Homework Help: Solving DE by undetermined Coefficients

1. Mar 4, 2014

helpppmeee

1. The problem statement, all variables and given/known data
y'' + y = xsinx where y(0) = 0 and y'(0) = 1

2. Relevant equations

yc = C1sinx + C2cosx

3. The attempt at a solution
So my attempt includes the yc which undoubtedly is correct. I now try to solve yp

yp = Axsinx + Bxcosx
y''p = A(2cosx - xsinx) + B(-2sinx - xcosx)

Substituting: y''p + yp = xsinx, clearly doesn't equal xsinx. There are no comparable values to xsinx to even try and solve for A or B.

Attempting using a different algorithm: yp = (A + Ax)sinx + (B + Bx)cosx
Notice overlap from yp to yc, therefore multiply by x: yp = (Ax +Ax^2)sinx + (Bx + Bx^2)cosx
y''p = A(2cosx + 2sinx -xsinx +4xcosx -x^2sinx) + B(-2sinx + 2cosx - 4xsinx - x^2cosx)

and y''p + yp = A(2cosx + 2sinx + 4xcosx + xsinx) + B(-2sinx + 2cosx - 4xsinx + xcosx)

Arrgggh this is really troubling me. I honestly have no idea what I'm doing wrong or how to proceed with the Initial Value Problem afterwards.
1. The problem statement, all variables and given/known data

2. Relevant equations

3. The attempt at a solution

2. Mar 4, 2014

SammyS

Staff Emeritus
Try some general linear function times sin(x) & cos(x).

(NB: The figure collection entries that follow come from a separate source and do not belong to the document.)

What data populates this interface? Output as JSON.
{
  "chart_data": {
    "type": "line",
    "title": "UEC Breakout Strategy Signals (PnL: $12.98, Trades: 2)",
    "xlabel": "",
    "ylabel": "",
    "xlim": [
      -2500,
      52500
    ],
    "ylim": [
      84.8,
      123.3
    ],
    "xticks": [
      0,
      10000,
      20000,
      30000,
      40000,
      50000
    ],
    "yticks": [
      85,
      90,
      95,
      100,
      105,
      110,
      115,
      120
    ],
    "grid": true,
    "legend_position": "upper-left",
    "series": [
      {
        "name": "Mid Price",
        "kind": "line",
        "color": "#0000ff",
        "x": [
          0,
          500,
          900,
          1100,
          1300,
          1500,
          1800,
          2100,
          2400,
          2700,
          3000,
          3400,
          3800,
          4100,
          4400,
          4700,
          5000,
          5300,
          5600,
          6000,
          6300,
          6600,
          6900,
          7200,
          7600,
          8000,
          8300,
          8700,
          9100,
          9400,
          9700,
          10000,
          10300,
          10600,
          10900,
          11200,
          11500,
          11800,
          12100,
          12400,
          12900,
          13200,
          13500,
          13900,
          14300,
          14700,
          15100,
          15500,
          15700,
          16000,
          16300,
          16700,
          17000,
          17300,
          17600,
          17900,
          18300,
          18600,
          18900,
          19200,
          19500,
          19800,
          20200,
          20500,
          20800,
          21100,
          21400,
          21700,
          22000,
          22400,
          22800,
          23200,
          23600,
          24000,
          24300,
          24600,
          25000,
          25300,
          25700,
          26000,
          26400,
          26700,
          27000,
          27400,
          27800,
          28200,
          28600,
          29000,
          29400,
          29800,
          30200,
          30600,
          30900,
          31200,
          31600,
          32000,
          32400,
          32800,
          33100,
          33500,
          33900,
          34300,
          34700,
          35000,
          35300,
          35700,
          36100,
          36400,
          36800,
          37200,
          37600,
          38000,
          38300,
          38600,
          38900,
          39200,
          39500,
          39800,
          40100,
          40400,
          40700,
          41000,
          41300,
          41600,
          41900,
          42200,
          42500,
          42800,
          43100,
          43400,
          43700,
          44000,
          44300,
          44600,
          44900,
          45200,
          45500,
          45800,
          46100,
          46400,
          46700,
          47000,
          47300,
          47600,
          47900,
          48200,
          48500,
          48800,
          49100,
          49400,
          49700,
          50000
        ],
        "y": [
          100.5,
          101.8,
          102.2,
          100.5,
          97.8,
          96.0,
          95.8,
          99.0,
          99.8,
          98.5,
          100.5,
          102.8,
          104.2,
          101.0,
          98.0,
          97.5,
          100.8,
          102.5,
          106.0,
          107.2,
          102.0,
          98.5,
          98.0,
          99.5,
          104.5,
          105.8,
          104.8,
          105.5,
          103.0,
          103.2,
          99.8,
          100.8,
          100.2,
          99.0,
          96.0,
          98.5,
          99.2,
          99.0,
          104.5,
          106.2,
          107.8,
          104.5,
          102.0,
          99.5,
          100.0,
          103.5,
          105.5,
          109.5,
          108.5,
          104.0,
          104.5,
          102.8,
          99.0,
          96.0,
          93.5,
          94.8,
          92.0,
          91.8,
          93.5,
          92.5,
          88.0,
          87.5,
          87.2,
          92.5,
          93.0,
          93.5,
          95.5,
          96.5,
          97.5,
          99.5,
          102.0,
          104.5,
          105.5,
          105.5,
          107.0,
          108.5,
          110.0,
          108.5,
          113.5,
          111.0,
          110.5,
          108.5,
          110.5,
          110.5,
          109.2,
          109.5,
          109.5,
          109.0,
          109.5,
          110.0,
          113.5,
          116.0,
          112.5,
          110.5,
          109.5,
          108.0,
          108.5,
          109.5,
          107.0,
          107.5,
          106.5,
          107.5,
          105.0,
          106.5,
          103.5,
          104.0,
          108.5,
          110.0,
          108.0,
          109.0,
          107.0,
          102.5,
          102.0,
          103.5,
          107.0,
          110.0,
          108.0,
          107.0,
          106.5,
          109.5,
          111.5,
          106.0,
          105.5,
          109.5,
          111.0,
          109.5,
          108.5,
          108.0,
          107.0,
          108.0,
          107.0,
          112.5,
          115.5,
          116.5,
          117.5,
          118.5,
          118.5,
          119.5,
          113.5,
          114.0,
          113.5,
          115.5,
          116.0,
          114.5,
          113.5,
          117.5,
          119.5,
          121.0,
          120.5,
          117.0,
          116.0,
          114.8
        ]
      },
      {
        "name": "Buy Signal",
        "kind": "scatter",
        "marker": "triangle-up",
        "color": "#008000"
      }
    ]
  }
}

$\displaystyle y_p=(Ax+B)\sin(x)+(Cx+D)\cos(x)$

3. Mar 4, 2014

helpppmeee

OH my, rookie mistake LOL. but still, i only get that y''p + yp = 2Acosx - 2Csinx. My logic is telling me to try out yp = (Ax^2 + Bx + C)sinx + (Dx^2 + Ex + F)cosx, based upon my classroom notes. I try this and get
y''p + yp = 2Asinx + 2Dcosx + 2(2Ax+B)cosx -2(2Dx + E)sinx = xsinx

now i understand that 2(2Ax+B)cosx -2(2Dx + E)sinx = xsinx and so 2(2Ax+B)cosx = 0 and -2(2Dx + E)sinx = xsinx
as well as: 2Asinx + 2Dcosx = 0, but this seems like an unsolvable puzzle to me. I also believe i may be overthinking things A LOT so um yeah. What's going on here?

Last edited: Mar 4, 2014
4. Mar 5, 2014

helpppmeee

Sorry but i edited my post and am not sure if you can see that from outside the thread so.... bump

5. Mar 5, 2014

vela

Staff Emeritus
Your initial guess at the particular solution would normally be $y_p = (Ax+B)\sin x + (Cx+D)\cos x$; however, because this isn't linearly independent from the homogeneous solution, you need to multiply it by the lowest power of $x$ to make it independent.